The argument for: 1) Brain fog is a major problem for our patients 2) We have no proven treatments 3) For most (but not all patients), side effects from magnesium are minimal—mainly diarrhea if we get the dose up too high.
Should patients with FM or ME-CFS try magnesium threonate on their own? I strongly recommend that all patients work with their doctor. Certain patients should not take extra magnesium, especially those with any degree of kidney dysfunction. Also, it would be useful to obtain a baseline red blood cell magnesium level and to monitor that level as treatment proceeds.

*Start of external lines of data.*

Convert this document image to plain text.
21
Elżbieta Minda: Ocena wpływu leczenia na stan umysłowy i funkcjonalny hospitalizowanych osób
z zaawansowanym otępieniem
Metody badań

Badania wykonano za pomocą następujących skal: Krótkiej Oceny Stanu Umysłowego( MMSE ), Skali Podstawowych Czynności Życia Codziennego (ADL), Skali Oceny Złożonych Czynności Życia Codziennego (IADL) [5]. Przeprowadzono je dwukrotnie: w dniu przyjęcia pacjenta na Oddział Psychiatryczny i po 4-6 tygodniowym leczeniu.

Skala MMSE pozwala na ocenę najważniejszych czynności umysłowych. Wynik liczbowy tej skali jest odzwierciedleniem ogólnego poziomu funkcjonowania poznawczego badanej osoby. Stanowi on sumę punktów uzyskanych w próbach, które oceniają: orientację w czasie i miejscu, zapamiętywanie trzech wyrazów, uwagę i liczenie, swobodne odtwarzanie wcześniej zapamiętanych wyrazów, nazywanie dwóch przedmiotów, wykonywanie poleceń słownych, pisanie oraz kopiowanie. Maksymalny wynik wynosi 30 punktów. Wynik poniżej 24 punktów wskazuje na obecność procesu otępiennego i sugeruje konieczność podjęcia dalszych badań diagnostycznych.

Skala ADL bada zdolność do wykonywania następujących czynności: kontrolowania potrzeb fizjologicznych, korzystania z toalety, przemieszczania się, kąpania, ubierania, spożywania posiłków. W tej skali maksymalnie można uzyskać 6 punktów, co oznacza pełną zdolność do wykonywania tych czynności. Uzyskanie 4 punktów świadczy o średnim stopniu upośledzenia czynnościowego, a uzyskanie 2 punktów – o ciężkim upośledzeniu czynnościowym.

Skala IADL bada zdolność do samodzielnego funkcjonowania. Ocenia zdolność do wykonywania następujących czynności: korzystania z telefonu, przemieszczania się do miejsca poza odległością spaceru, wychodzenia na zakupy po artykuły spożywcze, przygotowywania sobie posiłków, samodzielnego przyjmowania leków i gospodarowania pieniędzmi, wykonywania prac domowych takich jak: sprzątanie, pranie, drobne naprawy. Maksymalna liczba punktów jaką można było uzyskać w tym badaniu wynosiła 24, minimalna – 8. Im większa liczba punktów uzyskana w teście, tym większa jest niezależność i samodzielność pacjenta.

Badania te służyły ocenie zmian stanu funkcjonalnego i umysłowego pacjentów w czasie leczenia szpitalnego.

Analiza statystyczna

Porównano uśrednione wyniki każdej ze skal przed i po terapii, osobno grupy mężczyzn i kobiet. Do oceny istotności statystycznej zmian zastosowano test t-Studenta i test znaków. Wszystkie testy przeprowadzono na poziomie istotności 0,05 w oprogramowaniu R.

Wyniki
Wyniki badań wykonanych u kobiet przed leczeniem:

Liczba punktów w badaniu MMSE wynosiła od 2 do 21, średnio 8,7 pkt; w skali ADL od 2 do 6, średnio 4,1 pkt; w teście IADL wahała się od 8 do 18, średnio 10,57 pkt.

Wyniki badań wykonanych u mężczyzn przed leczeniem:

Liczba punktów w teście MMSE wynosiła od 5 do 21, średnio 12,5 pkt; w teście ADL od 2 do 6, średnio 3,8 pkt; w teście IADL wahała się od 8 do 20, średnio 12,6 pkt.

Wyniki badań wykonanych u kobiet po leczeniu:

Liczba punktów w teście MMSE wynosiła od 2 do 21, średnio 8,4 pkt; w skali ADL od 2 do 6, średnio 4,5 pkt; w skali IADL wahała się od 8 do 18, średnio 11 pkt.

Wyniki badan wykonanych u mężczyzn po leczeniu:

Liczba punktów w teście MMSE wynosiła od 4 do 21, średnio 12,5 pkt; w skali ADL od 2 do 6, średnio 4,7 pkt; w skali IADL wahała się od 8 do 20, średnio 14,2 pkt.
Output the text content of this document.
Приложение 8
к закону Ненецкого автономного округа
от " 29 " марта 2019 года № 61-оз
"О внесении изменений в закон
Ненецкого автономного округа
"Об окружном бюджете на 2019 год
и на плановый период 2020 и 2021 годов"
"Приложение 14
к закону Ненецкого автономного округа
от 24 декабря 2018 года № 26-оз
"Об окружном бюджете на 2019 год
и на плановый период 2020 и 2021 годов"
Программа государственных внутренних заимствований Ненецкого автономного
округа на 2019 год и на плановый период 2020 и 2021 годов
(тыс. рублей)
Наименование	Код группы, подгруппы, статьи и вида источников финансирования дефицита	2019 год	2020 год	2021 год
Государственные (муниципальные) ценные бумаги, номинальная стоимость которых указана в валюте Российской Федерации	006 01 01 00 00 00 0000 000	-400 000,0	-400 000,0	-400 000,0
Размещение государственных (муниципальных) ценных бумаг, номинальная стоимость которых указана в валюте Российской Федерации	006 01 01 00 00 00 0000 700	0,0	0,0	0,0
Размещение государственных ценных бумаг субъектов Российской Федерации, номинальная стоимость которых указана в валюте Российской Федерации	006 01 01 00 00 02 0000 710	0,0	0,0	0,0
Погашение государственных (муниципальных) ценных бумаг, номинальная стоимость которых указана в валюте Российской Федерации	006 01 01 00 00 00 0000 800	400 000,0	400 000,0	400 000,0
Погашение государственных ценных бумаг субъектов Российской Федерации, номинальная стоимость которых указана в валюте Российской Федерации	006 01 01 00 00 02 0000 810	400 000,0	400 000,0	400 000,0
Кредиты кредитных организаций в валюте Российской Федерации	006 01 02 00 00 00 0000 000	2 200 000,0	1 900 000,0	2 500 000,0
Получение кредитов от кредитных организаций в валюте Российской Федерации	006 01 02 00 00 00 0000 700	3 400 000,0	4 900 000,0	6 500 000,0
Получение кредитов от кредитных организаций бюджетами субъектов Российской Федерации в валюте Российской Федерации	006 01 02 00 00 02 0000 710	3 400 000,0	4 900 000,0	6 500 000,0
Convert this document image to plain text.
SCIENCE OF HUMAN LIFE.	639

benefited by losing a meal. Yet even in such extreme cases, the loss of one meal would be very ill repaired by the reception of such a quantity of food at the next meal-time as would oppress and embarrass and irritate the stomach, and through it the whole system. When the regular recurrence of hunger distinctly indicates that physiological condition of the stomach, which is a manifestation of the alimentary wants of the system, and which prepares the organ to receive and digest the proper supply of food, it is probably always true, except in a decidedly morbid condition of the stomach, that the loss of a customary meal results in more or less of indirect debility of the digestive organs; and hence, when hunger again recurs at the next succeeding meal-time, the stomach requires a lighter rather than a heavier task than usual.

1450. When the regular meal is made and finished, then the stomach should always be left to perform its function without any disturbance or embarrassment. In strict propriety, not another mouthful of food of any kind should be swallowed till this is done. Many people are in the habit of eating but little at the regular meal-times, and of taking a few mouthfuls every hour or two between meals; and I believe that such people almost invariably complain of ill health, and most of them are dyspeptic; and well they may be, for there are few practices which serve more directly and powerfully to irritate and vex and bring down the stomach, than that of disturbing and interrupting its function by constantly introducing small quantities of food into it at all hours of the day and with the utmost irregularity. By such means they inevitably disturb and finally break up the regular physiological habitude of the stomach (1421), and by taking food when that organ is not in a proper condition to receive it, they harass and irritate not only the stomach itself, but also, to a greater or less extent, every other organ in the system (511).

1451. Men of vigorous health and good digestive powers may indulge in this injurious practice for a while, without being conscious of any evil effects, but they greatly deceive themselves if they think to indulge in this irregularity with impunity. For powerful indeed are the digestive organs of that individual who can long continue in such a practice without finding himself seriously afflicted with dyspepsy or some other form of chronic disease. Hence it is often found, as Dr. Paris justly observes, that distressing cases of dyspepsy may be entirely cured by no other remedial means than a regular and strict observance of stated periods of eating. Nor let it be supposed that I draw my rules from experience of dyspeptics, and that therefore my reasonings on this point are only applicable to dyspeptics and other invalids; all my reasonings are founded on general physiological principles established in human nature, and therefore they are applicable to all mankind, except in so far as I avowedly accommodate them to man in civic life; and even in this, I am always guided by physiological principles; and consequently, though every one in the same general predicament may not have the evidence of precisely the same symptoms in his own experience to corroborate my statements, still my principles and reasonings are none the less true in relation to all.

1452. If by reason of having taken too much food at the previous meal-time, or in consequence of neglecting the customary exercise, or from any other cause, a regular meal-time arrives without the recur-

Since MMFS-01 is not available, using Life Extension’s or other generic equivalents is reasonable. Of course, ideally, some angel would fund a proper controlled study. But, as usual, that’s not likely to happen anytime soon.
If any readers decide to work with their doctors and try magnesium threonate, I and other readers would be grateful to learn whether or not it helped. In the absence of research funding the best way for us to learn which treatments help will be for each of us to report our personal anecodatal experience along to each other. We look forward to your comments.